I figured I had the beat, so I stepped three steps down from where my lips had been pressing on the rusty, fly-smelling screen and stomped back up and sashayed in with a perfect whine-bang door slam and was on them so fast they never knew or suspected. Looked like big doings: she didn’t have a drink, he did.

"Hi, Daddy." We did the hug. "Am I late or you early?"

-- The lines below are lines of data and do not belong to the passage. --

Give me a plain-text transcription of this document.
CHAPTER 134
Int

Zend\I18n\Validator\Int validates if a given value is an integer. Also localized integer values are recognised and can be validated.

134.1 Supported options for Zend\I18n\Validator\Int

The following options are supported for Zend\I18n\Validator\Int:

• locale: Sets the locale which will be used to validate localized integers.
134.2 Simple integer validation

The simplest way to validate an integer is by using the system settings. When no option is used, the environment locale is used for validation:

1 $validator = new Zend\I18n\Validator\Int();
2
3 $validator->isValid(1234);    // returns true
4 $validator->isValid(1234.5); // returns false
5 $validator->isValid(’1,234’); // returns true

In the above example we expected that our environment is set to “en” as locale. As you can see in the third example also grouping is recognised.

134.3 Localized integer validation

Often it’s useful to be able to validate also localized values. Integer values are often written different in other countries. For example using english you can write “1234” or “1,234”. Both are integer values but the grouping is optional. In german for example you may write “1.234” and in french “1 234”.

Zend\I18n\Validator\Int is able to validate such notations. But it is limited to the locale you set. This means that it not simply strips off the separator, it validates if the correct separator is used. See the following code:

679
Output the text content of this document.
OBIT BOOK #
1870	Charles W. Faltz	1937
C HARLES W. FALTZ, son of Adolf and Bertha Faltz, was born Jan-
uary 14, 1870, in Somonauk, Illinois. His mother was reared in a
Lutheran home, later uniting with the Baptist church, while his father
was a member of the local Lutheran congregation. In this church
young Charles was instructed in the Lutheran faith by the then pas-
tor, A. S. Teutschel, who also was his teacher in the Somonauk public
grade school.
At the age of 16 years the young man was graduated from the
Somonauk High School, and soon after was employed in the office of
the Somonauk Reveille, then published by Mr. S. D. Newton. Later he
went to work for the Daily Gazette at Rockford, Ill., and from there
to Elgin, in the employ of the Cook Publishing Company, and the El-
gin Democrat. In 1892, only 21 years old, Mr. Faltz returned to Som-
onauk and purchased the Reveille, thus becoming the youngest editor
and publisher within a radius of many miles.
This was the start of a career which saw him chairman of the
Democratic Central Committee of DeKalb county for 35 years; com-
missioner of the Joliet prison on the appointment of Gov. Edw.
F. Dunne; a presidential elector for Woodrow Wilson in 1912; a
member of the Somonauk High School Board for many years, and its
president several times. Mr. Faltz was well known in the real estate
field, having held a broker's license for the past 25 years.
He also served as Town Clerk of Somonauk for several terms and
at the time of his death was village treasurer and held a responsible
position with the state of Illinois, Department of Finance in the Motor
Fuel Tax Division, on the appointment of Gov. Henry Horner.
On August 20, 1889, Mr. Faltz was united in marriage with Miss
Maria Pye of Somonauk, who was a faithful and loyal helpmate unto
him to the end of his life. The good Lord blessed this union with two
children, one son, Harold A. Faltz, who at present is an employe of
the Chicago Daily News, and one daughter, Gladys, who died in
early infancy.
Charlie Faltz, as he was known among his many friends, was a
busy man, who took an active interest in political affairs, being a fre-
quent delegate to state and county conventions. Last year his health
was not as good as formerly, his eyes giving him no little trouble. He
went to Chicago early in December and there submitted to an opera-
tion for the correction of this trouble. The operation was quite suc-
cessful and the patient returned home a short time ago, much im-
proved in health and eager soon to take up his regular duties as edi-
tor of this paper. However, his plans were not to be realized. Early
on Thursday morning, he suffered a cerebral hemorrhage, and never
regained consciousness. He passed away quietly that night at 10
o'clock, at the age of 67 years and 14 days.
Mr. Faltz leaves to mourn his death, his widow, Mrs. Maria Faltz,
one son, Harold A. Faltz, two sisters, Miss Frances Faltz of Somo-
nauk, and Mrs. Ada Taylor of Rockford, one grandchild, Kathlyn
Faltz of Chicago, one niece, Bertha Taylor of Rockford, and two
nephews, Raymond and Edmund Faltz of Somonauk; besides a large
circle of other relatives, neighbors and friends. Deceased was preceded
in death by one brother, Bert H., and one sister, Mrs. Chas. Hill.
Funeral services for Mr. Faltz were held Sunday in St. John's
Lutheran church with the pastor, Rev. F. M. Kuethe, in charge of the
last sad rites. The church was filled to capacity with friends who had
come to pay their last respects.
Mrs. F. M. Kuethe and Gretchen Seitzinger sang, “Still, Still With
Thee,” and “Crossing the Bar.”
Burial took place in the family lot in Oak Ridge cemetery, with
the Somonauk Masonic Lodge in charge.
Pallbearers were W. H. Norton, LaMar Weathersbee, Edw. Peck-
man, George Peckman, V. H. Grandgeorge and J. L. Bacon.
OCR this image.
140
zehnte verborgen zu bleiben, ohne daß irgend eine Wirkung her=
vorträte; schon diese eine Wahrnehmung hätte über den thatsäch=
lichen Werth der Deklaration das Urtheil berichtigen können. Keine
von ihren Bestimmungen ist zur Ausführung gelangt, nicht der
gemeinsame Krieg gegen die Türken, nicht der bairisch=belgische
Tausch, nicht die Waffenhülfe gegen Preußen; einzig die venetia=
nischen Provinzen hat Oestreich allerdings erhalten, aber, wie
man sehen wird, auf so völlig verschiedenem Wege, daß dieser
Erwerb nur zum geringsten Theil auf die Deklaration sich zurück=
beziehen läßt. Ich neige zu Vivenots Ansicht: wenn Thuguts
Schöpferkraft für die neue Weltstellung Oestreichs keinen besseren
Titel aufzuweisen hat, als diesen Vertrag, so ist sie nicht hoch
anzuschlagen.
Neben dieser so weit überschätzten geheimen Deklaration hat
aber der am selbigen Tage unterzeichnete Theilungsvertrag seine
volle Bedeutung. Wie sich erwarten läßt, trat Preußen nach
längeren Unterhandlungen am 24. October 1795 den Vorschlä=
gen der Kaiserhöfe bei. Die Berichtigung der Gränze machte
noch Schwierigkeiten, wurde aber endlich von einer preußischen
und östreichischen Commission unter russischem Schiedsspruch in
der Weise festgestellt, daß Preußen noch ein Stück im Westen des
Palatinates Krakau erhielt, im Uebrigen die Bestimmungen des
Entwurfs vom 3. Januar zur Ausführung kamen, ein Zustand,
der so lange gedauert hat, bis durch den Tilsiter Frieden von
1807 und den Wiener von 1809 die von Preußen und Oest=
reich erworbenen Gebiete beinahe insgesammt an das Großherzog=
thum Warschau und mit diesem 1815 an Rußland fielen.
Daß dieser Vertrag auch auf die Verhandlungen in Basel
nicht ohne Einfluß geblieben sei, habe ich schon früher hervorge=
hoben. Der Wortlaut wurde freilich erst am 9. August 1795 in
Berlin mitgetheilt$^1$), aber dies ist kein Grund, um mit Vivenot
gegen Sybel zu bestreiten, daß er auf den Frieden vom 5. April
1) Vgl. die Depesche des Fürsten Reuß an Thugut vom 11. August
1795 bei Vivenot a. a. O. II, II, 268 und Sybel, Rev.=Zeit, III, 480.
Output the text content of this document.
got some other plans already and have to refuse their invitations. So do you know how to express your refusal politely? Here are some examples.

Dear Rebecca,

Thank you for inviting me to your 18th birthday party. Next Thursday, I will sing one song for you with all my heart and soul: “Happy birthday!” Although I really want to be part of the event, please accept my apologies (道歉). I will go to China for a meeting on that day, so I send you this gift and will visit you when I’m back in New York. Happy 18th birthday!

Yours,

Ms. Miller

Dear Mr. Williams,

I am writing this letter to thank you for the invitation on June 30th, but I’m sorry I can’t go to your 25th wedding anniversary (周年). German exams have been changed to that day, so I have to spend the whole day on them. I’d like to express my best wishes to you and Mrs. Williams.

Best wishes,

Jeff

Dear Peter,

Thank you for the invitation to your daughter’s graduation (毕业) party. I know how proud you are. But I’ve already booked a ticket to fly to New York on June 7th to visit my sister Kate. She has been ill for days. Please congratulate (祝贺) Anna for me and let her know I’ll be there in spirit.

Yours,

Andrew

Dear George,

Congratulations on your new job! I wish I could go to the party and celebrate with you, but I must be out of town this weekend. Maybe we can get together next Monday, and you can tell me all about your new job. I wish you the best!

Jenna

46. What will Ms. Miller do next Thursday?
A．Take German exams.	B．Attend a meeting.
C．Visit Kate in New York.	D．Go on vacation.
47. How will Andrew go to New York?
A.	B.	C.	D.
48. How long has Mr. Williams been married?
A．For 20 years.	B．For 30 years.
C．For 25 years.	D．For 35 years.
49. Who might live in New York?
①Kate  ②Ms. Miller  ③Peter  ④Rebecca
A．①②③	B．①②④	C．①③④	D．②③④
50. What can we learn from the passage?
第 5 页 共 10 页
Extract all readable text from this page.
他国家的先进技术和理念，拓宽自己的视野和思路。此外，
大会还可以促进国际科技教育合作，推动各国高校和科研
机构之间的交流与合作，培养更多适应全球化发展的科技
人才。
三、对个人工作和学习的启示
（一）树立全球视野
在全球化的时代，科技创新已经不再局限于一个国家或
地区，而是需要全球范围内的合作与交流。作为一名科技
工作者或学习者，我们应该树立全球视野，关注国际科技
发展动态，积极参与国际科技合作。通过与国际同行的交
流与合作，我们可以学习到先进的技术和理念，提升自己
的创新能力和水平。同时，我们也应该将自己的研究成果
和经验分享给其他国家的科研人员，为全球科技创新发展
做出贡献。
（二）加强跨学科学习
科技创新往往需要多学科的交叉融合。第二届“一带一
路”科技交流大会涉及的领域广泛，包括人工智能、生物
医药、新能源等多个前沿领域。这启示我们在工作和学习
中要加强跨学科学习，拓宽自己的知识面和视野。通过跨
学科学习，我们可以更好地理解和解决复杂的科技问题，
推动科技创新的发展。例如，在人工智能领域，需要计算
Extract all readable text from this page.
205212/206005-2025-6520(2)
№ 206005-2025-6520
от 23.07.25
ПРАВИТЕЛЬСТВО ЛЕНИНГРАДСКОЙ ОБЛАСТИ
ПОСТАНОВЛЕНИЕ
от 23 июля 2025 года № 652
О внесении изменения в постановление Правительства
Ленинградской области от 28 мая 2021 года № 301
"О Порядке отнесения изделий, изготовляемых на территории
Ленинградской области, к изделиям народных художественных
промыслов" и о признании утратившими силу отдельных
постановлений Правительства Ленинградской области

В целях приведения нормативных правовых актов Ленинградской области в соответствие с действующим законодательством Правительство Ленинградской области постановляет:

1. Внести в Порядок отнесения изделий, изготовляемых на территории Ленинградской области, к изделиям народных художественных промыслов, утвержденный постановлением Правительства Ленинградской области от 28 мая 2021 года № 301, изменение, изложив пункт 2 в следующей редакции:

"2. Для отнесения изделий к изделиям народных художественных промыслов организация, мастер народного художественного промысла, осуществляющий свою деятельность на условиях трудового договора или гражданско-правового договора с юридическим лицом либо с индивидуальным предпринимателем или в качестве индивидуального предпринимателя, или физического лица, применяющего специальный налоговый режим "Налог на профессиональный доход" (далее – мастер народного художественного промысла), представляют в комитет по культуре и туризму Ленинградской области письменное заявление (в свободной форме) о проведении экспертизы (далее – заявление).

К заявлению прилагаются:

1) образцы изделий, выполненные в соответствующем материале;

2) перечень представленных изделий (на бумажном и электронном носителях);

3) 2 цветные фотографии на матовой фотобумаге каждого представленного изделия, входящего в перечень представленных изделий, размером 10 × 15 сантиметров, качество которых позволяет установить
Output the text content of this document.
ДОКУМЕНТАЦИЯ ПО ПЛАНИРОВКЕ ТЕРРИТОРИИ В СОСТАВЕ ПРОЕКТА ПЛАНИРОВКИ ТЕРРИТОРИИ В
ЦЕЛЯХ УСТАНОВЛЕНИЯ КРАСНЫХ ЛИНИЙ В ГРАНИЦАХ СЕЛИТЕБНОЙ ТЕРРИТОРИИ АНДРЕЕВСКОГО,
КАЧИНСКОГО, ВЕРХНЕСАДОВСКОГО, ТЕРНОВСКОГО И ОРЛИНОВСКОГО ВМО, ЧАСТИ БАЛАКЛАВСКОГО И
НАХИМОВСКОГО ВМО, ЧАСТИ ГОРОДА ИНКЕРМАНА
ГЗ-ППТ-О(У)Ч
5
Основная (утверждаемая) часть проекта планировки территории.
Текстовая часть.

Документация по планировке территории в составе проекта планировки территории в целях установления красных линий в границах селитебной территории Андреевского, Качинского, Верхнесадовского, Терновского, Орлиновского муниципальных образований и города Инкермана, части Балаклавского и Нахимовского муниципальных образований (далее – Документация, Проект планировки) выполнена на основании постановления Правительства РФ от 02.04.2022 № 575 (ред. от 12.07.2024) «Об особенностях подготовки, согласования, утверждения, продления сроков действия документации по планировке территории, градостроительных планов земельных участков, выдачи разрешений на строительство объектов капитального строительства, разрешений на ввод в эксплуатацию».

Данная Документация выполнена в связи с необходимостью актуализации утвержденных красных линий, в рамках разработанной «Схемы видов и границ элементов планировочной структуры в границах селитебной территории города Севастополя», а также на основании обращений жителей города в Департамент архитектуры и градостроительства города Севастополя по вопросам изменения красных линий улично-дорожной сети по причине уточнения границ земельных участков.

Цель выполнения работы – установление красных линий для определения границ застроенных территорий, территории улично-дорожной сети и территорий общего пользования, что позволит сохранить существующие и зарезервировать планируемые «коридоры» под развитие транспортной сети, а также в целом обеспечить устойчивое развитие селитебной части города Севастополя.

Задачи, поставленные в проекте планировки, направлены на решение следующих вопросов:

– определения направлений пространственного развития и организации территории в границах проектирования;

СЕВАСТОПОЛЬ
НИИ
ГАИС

"I’m early,” he said, and looked at the Doctor. "And late."

"We still going?" I asked.

“Sure — why not?"

"Don’t know," I said, going to my room for my tote bag. It was highly unusual for him to come inside the house like this to get me. The shirt I had on was my red Rugby.

That weekend was the second event. We usually did everything as if it was the state fair. It was like he took me out to show me a good time and I could play games or ride rides if I wanted to, except it was movies and restaurants we went to. But this time we went over to a woman’s house I only later put together was his secretary but then instead got the idea a lawyer herself. She had this kid about two years older than me, and they put us together to entertain ourselves while they sat and talked. She lived in a carriage house and they had the whole yard of the big house, which looked empty.

Sometimes kids just hit it off despite the artificial confinement, which is strange. Fully aware of the difficulty of liking each other, like in an arranged marriage, we just put all that aside and had a blast. I don’t know how it started but Mike, her kid, said that we could ride his go-cart if we put on the new wheel and didn’t go in the street. The new wheel was wrapped in brown paper and was in a closet full of his mother’s shoes and when he went in to get it he had to walk on the shoes and he fell over. Well, the wheel was heavy and he couldn’t pick it up lying there, so he tried to get up and the shoes kept buckling and sliding and turning his ankles and we started laughing.